The solemn drumming builds as the last of the pasos are carried through the square below. The procession has gone on for a few hours, it is nearly midnight, but the square is brightly lit. On ordinary Friday nights, it’s a festive place. It is tonight, too. Not many are watching as the Holy Burial and the Holy Tomb with their twinned carved corpses slide by. The bars and restaurants are full. It’s party time. Much as it was for the occupying soldiers two millennia ago, gambling jocularly under the feet of the executed for their castoff rags.

The Holy Burial and Tomb are followed by the last of the Good Friday pasos: The Virgin of Solitude. La Soledad. The day ends, like so many in the deadly centuries since, with a mourning mother. Her son’s death has left her abandoned. Desolate. Her husband is also absent. He was old, maybe he died. Maybe he was keeping his head down during the authorities’ roundup. Or maybe, in his dotage, he simply forgot.

There are two times in a man’s life when he should not speculate: when he can’t afford it, and when he can.

—Mark Twain, 1897

This particular representation of the Virgin of Solitude is grandly gowned and standing on a golden chariot amid heaps of white flowers and burning candles, looking more like a pretty fairy-tale queen than a vulnerable heartbroken fifty-year-old Jewish mother.

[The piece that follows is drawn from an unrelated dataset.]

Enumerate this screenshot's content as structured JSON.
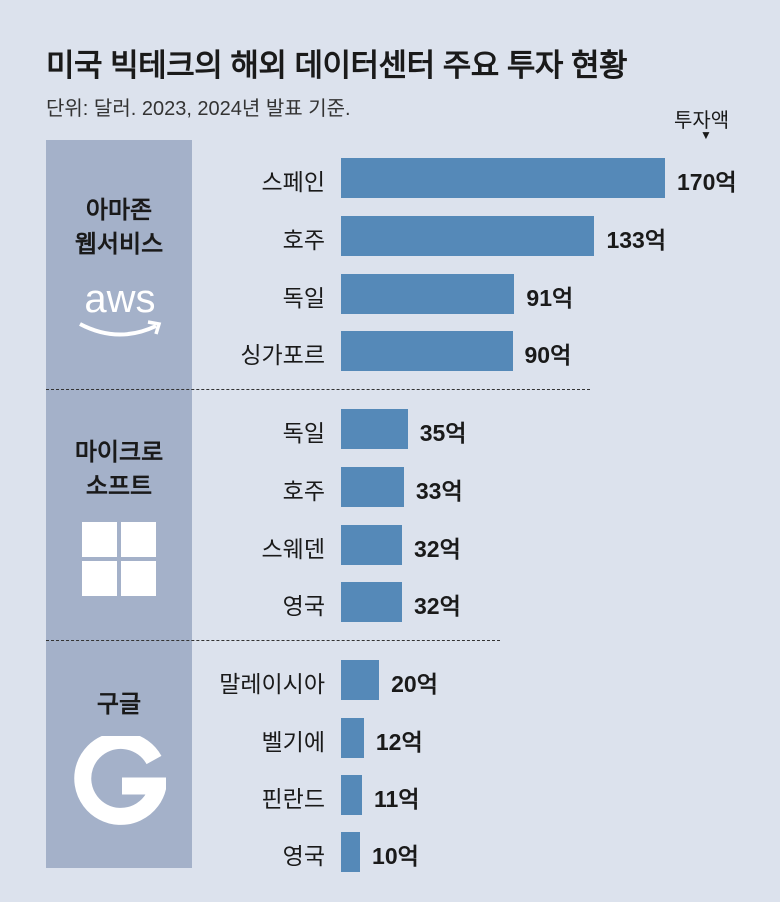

But, in the aftermath of the civil war, when so many Catalan mothers had recently lost husbands and sons to a lost cause, they identified with her and with her loneliness.

That’s not true tonight, but, even amid all the happy secularity of the square, Soledad does still resonate, not so much as a mythical mother of a god, but in her more primeval role as Mother Earth. Father Sky is off somewhere, fantasizing other possible worlds, and she is alone in her grief, mortally ill and suffering the unending cruelty and murderous discord of her reckless uncaring children. Her transient glamour seems to add to the tragedy. Religionists and scientists agree: there would seem to be virtually no escaping her mathematically determined destiny. As far as we know, she and we are utterly alone in a meaningless universe on a floating rock, doomed for extinction. La Soledad. Pobrecita. Who would not be weeping?